In contrast, jaggery fundamentals show tighter effective supply, particularly in higher grades, against steady to firm demand from household, traditional sweet, and regional beverage sectors. This supports a structurally stronger price floor for jaggery and may continue to attract substitution away from refined sugar in certain uses, especially where product characteristics favour traditional sweeteners.

European FCA quotations for granulated ICUMSA 45 sugar around EUR 0.45–0.50 per kg suggest broadly aligned price levels with the converted New Delhi wholesale range, indicating that the softness in refined sugar is not an isolated local phenomenon but consistent with a generally well-supplied global environment.

Short-Term Outlook & Weather Note

Over the next few sessions, refined sugar prices in New Delhi are likely to stay range-bound with a mild downside bias as long as mill selling continues and demand remains cautious. Any improvement in bulk industrial buying ahead of seasonal consumption peaks could stabilise values, but for now the market lacks a clear bullish trigger.

Jaggery prices are expected to remain firm in the short term, supported by persistent demand from traditional consuming markets and the lower availability of quality lots.
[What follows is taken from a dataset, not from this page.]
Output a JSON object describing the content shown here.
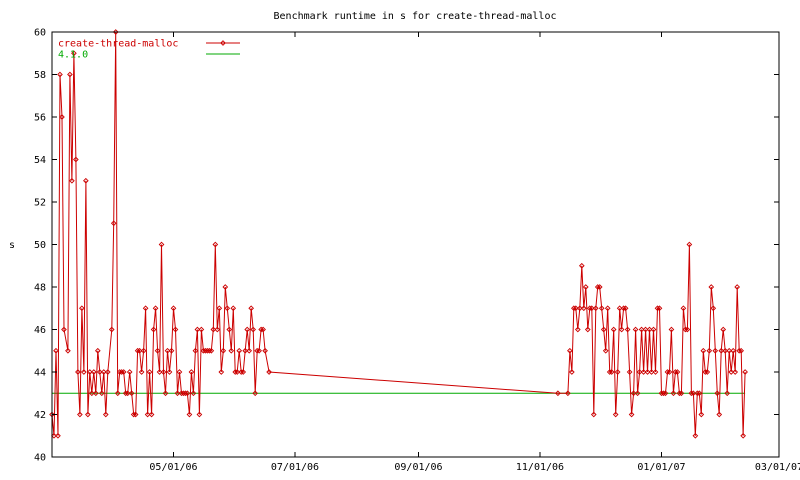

Unless there is a meaningful increase in arrivals or a sudden drop in demand, the current jaggery premium over refined sugar should be sustained.

Weather in key cane-growing belts will become more relevant as the monsoon progresses, but near-term price dynamics are dominated by current inventories and buying behaviour rather than immediate crop concerns.

Trading Outlook

  • Industrial buyers: Consider maintaining lean sugar inventories and using dips within the current EUR 0.46–0.48/kg band to cover short-term needs, as supply remains comfortable.
  • Stockists: Avoid aggressive accumulation of refined sugar until there are signs of stronger festival or seasonal demand; focus instead on opportunistic short-term trades.
  • Jaggery buyers: Expect continued firmness and limited bargains; stagger purchases to manage price risk but avoid over-waiting for a correction that current fundamentals do not yet justify.
  • Producers: For sugar, disciplined selling and coordination on timing may help prevent additional downside, while jaggery producers can leverage the current premium but should monitor for demand fatigue at higher price levels.

3-Day Directional Price Indication

  • New Delhi wholesale sugar: Stable to slightly weaker in EUR 0.46–0.48/kg equivalent.
  • New Delhi jaggery: Firm to marginally higher, maintaining premium near EUR 0.55–0.57/kg.
  • EU FCA refined sugar (ICUMSA 45): Mostly stable around EUR 0.48–0.50/kg, with a mild upward bias if freight or logistical costs rise.